More than a year ago the first charrette we held at Stanford PACS (part of a series that led to the launch of the Digital Civil Society Lab) was on the sharing economy. Our hunch at the time was that the sharing economy - where nonprofits, businesses, social businesses, VCs, informal networks of individuals, freelancers, and government were all competing/cooperating/arguing and innovating - would be a rich vein of insight into the new ways we are using private resources for public benefit. Since understanding how we use private resources for public benefit in the digital age is the mission of the Lab it made sense to spend some time investigating this space. Here's a slide I used way back then to make the point that, in the sharing economy, the same purpose (in this case car sharing) was being served by multiple organizational structures:
Here's what I took away from the conference:
- Everything old is new again - and that's good and bad. Rebranding co-ops as #Tcorporations (they're managed under section T of the tax code) will make them sexy to social entrepreneurs and that's OK. What's really interesting is not how iPhones are rejuvenating a 500 year old business model, but how the confluence of this phenomenon, along with crowdfunding, MIGHT lead to the growth of mutually beneficial workplaces and worker owned governance structures (e.g. coops). The MIGHT in that sentence is intentional, I've only drunk a small bit of the crowdfunding and sharing Kool Aid. Power imbalances, structural inequality and exclusion don't just roll over because there's a new(ish) model in town.
- Real attention to creating new ownership models and new finance structures - that might distribute wealth in new ways - is exciting. And there's lots of innovation in the sharing space.
- Nonprofits and foundations that think they are the center of the "do good" world have blinders on.
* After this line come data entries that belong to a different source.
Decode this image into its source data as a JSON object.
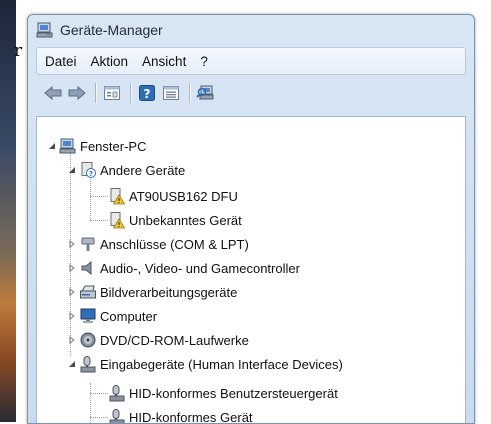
{
  "window": {
    "title": "Geräte-Manager"
  },
  "menu": {
    "items": [
      "Datei",
      "Aktion",
      "Ansicht",
      "?"
    ]
  },
  "toolbar": {
    "buttons": [
      "back-arrow-icon",
      "forward-arrow-icon",
      "properties-icon",
      "help-icon",
      "view-icon",
      "scan-hardware-icon"
    ]
  },
  "tree": {
    "root": "Fenster-PC",
    "other_devices": "Andere Geräte",
    "at90": "AT90USB162 DFU",
    "unknown": "Unbekanntes Gerät",
    "ports": "Anschlüsse (COM & LPT)",
    "audio": "Audio-, Video- und Gamecontroller",
    "imaging": "Bildverarbeitungsgeräte",
    "computer": "Computer",
    "dvd": "DVD/CD-ROM-Laufwerke",
    "hid": "Eingabegeräte (Human Interface Devices)",
    "hid_ctrl": "HID-konformes Benutzersteuergerät",
    "hid_dev": "HID-konformes Gerät"
  },
  "partial_text": {
    "edge_char": "r"
  },
  "colors": {
    "accent": "#2f6db5",
    "warning": "#f1c232"
  }
}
Sharing companies/platforms is just one place alternatives abound and money is flowing and good is getting done. Nonprofits and foundations need to come to this table, not expect sharing enterprises/practices to come to theirs.
- Sharing companies are - for a wide range of purposes - talking about and building communities. The user-activism of home sharing hosts is notable (even if you disagree with their goals, you can't argue that they've sure become engaged in their communities).
- The policy trainwrecks going on right now between cities, states, and these companies are going to continue - the issues of oversight, safety, taxes, and resource allocation are real. The dynamics between startups and governments don't need to be as adversarial as they are right now, and over time they won't be.
- Again, nonprofits active on policy issues at the local level should be paying attention to the civic activism (for better or worse) of individuals motivated by their relationships with companies like Uber and Airbnb. People making an income from these companies are newly vested activists in city/state politics. Are they more than single-issue activists? Well, that depends on a lot of factors, including the ability of existing networks to engage with these folks.
- Data matter. Sharing it matters. Companies are - or soon will be - working together on shared trust measures built from user (that's you and me) data. How are we going to act on this? I attended two self-organized sessions on data at the conference - one from the perspective of companies and one from the perspective of users (hosts, drivers, etc.) - on how they want to use their data to represent themselves in this space.
- Joe Public may think of Airbnb and Uber as the disruptive avant garde of sharing. Most of the enterprises represented at the conference talked about those guys as the "big bad(ish) guys" who need to be disrupted. (Even as they went off happily to drink VC-funded cocktails at an Airbnb-hosted afterparty). This is a very fragmented space.
- The #futureofwork panel - which included a labor organizer, a government workforce development manager, a researcher, and an investor - was fascinating. Where do robots, health care, freelance work, and insurance trends all come together? In your paycheck, if not now, then soon, that's where.
Not too surprising, I am really interested in two elements of this whole chaotic scene:
- How do you govern the data? The organizational structures in this space are of every type - coops, businesses, b corps, nonprofits, and on and on. Most of the companies are using digital technology to grow - what will they do with their user data? Is it the users (mine?) Theirs? The public's? Is it proprietary? Will they create new credit scores from it and will that help or hurt people already left out of traditional banking and credit markets? Will your "trust score" be more important than your credit score 10 years from now? And will you have access to it?
- Sharing and mutual aid are longstanding traditions, often used by the marginalized who can't get access to mainstream systems of finance, credit, or asset growth. So far, most digital sharing platform companies seem to be, as one participant noted, "helping skilled workers with assets in the developed world get more." The response - "It doesn't have to be that way." OK - I'll buy that, it doesn't have to be that way - but it's not magically going to be anything else unless we work to make it something else. Who and how is that happening?
1 comment:
Great post. Yeah, there are a lot of tensions (and I didn't even attend the AirBnB drinks).
To me, alternatives will have to start small and move from there. Interesting moment for sure.